If a few bodies were left in his wake -- figuratively and, in one case, literally -- well, the ends justify the means. As Underwood noted in the very first episode as he put a wounded dog out of its misery, "I have no patience for useless things."
But that's not to say that Underwood doesn't also want to make the system work. In an interview last fall with CNN, showrunner Beau Willimon explained that Underwood, at heart, is "an optimist," though he understands the darker view.
"Where I think people mistake his optimism for cynicism is that he's unapologetically self-interested. He believes ideology is a form of weakness -- a form of cowardice," Willimon said. The writer and producer observes that one of the character's models is Lyndon Johnson, known for his shrewd knowledge of the legislative process both as a senator and as president.
Willimon added that "House of Cards" isn't necessarily a show about politics, despite its Washington setting. It's a show about power -- in all its manifestations.

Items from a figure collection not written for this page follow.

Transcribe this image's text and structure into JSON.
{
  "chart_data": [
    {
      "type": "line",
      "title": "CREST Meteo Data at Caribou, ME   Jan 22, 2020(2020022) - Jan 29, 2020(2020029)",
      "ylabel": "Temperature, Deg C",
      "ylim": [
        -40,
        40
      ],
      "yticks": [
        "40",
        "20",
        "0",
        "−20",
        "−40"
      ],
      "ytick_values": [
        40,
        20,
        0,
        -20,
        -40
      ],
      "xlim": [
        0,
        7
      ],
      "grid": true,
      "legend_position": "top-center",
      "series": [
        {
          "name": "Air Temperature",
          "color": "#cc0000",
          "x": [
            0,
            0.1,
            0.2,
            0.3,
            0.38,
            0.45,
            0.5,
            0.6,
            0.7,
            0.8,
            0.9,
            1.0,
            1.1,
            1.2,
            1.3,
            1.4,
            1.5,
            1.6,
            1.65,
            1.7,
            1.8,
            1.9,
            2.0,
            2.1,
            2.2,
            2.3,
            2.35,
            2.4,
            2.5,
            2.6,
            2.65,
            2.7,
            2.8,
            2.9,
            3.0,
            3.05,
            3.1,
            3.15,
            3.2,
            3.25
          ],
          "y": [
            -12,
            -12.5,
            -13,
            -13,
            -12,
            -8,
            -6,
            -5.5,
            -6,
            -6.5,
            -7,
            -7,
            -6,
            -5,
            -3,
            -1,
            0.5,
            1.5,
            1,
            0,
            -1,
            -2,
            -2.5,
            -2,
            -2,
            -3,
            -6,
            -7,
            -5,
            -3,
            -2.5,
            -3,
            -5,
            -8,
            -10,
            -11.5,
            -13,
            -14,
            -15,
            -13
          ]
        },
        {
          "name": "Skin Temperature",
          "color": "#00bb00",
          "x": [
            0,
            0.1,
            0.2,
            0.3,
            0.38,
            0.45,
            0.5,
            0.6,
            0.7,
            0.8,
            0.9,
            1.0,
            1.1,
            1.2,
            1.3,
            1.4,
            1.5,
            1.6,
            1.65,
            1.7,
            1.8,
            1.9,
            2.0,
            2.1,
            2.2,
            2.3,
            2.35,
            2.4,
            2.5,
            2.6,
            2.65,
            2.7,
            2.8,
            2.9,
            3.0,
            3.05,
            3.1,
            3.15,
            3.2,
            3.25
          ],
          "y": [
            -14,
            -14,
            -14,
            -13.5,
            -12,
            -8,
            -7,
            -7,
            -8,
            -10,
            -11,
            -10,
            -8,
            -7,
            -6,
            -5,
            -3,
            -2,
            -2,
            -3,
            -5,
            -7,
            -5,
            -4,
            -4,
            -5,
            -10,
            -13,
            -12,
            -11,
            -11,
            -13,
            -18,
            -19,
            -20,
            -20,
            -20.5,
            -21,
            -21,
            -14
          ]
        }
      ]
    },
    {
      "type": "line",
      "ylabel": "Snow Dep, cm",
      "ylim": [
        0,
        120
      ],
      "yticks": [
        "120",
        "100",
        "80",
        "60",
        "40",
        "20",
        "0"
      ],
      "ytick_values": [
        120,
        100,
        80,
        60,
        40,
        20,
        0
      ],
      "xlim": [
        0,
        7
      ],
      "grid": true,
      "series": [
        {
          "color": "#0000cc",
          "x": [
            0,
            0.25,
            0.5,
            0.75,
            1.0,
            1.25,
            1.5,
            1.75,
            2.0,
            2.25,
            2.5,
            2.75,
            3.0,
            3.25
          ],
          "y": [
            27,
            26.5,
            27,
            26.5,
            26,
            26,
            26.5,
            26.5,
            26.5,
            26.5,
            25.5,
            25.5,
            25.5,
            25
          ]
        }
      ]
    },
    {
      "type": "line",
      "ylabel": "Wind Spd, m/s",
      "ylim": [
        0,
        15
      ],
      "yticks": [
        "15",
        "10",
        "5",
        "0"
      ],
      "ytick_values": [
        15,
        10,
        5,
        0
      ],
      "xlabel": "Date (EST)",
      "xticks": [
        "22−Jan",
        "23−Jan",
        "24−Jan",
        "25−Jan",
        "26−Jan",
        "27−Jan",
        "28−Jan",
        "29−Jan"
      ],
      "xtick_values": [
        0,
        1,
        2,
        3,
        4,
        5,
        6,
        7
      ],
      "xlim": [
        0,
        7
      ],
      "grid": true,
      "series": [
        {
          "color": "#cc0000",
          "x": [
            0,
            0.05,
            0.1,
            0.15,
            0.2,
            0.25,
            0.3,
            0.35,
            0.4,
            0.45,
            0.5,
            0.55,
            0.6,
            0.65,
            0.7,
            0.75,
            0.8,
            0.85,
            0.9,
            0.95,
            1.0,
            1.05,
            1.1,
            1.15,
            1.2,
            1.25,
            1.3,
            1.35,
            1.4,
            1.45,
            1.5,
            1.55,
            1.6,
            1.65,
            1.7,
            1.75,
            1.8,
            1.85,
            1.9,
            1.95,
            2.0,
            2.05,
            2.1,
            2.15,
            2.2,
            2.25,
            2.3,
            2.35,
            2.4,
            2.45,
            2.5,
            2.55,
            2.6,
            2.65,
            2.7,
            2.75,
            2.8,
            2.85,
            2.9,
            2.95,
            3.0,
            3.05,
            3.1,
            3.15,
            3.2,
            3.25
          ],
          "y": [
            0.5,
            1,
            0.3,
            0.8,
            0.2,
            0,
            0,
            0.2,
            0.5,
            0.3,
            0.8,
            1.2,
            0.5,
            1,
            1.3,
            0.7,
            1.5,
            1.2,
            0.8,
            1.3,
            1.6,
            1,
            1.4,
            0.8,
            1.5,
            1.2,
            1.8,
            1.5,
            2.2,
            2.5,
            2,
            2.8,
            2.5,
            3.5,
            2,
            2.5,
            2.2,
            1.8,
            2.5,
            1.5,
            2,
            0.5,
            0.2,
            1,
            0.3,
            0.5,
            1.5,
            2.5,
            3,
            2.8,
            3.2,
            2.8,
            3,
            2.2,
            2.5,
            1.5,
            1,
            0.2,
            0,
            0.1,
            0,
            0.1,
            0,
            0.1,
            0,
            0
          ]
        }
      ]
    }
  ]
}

"That power is displayed in our love lives, or our work environments, the way we comport ourselves when randomness brushes up against us," he says. And, he adds, power can be more useful than money: "Power has no limits if you're willing to go far enough in order to get as much of it as you can."
'Mr. Macbeth Goes to Washington'?
Naturally, Willimon and his stars have been tight-lipped about how far Underwood will take things in a show The Kansas City Star nicknamed "Mr. Macbeth Goes to Washington." Trailers and tidbits, however, offer some tantalizing hints.
There's a suggestion that Underwood could be implicated in a murder investigation. Perhaps Barnes might be locating her ethics. A New York Times Magazine profile of Willimon mentioned a "super-duper-double-major spoiler."
And Underwood appears headed for a showdown with wealthy industrialist -- and fellow power broker -- Raymond Tusk (Gerald McRaney), a friend of the president.
Just as intriguing is the future of Underwood's wife, Claire. In the first season's early episodes, she seemed more troubled by unethical behavior than her husband; after all, she was a lobbyist for environmental issues. But that changed as she found her own livelihood threatened.
In this, she is much like her husband, said Wright.
"She is a pragmatist in the art of war," the actress told The New York Times.
However the second season concludes, "House of Cards" has already been a winner. Netflix spent $100 million to produce the show's first two seasons. In return, the show was nominated for eight Emmy awards last fall, winning three, and Netflix's subscriber base and stock price have both hit new highs. The service has quickly become a major player for original programming, with last summer's "Orange Is the New Black" also earning raves.
The company recently renewed "House of Cards" for a third season.
In the meantime, one can only wonder whether a better Shakespearean parallel for Underwood is "Othello's" Iago, dropping poisoned hints in the president's ear. All Willimon will promise is the show will hold on to its darkness.
"There are people who don't like the level of darkness, who find the characters unsympathetic," he told the Times Magazine. "And we need to own that."